Moreover, patients who were treated on the basis of asthma severity with antibiotics had significant improvements in asthma symptoms and some even experienced a complete abolition of these symptoms.

“Physicians should therefore fully explore the involvement of microbes in difficult to treat asthma cases, since there might be a cure for some types of asthma after all,” says Drizik.

Medical Advances in the Treatment for Asthma

Medical Advances in the Treatment for Asthma, have advanced so positively in the last 10 to 15 years. The treatment is now so effective that some of the world’s top sports star play sport at the highest level, but at the same time need to take preventive medication to suppress and stop any chance of an Asthma attack.

Some of the current inhalers are so beneficial all one does is take a micro dose inhalation maybe one – two or three times a day, that’s it you get on my life and work and exercise with no side effects.

Plus once you know your prescription as prescribed by a bona fide medical practitioner and/or doctor you now have the option to buy the Asthma medication you need online. Some remedies for the treatment of Asthma are – Homeopathic Spray – Respitrol Oral Drops – Asthma Home Remedies.

One of our work colleagues suffers from Asthma and they tried out the Homeopathic Spray and they found the treatment very effective, the explained the results to their doctor and he concurred no they just use the Homeopathic Spray.

Medical Advances in the Treatment for Asthma are so intrusive and effective now in 2011.

Rise in mercury, dust can trigger asthma attacks

GURGAON: Frequent fluctuation in temperature, dust storms and exposure to grain dust can trigger asthma attack especially during this time of the year. City doctors said that the frequency of asthma attack can go up by 25-30%.

Experts warned that asthma is often wrongly diagnosed as a seasonal cough or cold. This, in turn, leads to a large percentage of patients missing out on proper treatment that can result in a full blown asthma attack.

According to Dr Sushil Upadhyay, Sr Consultant Pulmonology at Artemis Health Institute, “With a change in season, there is a 50% rise in the number of patients who come with asthma or allergy symptoms. Every year, around 10-15% of new asthma cases are reported around this time period.”

As per the doctors, these symptoms may vary with time and also from individual to individual. Doctors also advise that one should look out for warning signals for first timers to prevent an attack. “Patients might experience breathlessness, wheezing and tightness in the chest.
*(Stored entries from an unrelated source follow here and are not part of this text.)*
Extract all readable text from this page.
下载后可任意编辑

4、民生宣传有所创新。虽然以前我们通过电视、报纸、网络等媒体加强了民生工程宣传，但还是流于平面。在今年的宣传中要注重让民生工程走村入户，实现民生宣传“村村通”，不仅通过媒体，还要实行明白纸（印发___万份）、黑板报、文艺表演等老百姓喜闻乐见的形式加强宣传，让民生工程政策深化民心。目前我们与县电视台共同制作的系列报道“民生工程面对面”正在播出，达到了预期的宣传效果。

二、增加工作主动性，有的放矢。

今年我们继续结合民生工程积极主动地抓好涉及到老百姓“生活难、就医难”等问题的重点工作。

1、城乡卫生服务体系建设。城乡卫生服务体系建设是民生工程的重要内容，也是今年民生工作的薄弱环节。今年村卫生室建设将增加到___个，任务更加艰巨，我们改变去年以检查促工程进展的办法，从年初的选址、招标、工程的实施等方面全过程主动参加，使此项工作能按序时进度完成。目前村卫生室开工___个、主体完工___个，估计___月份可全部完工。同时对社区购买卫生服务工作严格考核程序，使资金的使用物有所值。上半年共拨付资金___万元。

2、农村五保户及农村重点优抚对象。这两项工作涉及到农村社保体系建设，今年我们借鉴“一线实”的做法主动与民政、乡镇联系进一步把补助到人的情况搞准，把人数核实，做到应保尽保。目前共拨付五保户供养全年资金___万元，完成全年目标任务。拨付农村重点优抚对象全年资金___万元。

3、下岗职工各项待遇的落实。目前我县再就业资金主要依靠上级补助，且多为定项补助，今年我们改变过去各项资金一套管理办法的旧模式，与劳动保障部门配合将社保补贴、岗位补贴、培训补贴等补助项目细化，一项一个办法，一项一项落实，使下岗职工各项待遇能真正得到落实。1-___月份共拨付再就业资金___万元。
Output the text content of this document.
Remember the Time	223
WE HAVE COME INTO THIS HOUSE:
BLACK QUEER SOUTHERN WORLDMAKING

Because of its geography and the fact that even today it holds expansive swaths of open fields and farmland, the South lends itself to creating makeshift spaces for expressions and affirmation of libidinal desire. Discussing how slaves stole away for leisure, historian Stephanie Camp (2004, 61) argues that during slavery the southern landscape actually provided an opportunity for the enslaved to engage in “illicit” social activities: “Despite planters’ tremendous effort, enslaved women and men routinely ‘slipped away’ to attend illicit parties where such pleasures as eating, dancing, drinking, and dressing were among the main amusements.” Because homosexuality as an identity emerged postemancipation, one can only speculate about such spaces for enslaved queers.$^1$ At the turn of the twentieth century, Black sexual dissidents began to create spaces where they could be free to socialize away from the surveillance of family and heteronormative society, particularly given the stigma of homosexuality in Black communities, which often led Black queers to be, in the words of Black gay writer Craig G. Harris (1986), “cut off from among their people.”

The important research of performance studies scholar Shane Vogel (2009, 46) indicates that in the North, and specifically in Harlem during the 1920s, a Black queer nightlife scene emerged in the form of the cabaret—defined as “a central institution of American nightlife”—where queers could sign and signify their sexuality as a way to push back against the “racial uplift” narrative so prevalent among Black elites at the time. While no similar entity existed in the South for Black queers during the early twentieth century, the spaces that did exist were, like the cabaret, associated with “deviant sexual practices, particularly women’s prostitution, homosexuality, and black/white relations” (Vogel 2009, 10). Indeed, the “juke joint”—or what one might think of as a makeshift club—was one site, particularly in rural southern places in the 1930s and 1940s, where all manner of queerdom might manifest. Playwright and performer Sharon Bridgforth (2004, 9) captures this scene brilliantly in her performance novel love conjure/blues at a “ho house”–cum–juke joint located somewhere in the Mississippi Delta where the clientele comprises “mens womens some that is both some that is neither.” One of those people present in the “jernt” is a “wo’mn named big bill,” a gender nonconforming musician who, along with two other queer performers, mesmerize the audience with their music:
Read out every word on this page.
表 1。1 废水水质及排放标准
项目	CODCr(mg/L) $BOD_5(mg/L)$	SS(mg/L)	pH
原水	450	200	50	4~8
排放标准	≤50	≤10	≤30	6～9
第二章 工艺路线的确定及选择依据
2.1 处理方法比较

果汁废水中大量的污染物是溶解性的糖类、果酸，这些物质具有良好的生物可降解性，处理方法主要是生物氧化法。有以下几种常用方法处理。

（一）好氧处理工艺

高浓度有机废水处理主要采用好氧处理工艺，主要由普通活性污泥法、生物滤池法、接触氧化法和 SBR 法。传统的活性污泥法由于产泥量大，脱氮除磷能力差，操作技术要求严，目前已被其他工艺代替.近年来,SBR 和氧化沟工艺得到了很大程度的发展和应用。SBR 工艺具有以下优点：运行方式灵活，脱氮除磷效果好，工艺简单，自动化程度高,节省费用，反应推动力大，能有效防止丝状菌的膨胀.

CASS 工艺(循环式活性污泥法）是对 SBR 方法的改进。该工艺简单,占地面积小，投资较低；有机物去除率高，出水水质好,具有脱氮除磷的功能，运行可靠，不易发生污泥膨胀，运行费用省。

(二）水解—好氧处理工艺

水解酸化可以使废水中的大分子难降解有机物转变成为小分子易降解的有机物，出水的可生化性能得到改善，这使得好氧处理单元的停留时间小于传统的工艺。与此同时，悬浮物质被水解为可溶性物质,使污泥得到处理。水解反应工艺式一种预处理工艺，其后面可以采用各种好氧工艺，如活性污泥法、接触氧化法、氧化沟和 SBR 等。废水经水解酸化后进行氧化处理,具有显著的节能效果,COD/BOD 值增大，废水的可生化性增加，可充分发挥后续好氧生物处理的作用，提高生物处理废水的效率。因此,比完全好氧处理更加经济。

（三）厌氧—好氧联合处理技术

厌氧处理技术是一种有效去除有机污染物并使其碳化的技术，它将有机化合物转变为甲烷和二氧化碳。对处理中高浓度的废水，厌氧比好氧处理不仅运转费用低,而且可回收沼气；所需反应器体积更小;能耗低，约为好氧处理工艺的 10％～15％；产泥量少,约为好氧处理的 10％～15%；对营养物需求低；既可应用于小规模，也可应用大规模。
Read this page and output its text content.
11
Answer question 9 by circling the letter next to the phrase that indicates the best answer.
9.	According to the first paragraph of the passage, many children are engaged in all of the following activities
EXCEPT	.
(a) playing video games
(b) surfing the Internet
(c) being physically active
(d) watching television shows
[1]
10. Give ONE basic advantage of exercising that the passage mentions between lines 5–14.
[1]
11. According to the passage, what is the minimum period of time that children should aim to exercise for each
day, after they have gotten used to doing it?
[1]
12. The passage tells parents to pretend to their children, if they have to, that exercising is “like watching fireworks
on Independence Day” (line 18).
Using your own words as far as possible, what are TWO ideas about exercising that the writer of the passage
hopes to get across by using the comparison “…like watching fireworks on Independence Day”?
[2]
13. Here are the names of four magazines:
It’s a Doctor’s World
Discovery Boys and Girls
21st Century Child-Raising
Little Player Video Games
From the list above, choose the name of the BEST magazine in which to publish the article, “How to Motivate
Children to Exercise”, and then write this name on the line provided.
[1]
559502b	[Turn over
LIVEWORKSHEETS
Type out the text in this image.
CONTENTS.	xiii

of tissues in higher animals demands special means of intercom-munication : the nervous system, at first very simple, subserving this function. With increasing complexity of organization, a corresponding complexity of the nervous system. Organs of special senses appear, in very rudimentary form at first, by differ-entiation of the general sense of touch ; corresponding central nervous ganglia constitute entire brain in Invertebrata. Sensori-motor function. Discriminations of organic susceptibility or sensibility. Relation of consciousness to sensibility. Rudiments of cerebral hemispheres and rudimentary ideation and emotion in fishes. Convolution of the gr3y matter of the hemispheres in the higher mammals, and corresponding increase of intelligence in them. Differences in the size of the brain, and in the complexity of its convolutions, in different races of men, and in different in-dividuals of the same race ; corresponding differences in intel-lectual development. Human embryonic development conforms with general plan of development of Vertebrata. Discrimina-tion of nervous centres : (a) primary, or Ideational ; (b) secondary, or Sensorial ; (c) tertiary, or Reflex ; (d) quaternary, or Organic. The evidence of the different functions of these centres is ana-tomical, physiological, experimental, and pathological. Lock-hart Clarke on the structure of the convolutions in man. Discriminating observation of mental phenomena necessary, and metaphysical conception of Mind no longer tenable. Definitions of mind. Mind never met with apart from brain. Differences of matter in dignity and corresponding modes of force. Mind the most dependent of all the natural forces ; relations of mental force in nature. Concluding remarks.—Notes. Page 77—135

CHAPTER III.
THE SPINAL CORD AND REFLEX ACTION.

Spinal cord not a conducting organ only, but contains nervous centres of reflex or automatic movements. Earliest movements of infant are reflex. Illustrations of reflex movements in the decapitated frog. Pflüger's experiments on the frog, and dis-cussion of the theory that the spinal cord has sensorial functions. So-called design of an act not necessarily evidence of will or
A few people may experience episodic coughing which is severe during early morning and late night,” added Dr Upadhyay.

Doctors also advise that patients who have a history of asthmatic attacks must take preventive measures to stay in good health. “People with asthmatic tendencies should avoid a sudden change in temperature like directly stepping into the sun from an air conditioned room or vice versa. One should stand in the shade for some time after coming out of a cool place into the sun and/or switch off the car air conditioner a couple of minutes before reaching office, so that the temperature change is gradual,” said Dr Vivek Singh, consultant pulmonologist at Colombia Asia hospital.

The other seasonal problems at this time of the year include those like allergic rhinitis, allergic conjunctivitis and allergic asthma. “These differ from patient to patient. While some have a runny nose, others have red, watery, itchy eyes coupled with breathing problems,” said Dr Nevin Kishor, senior consultant, Pulmonology, Max Hospital, Gurgaon.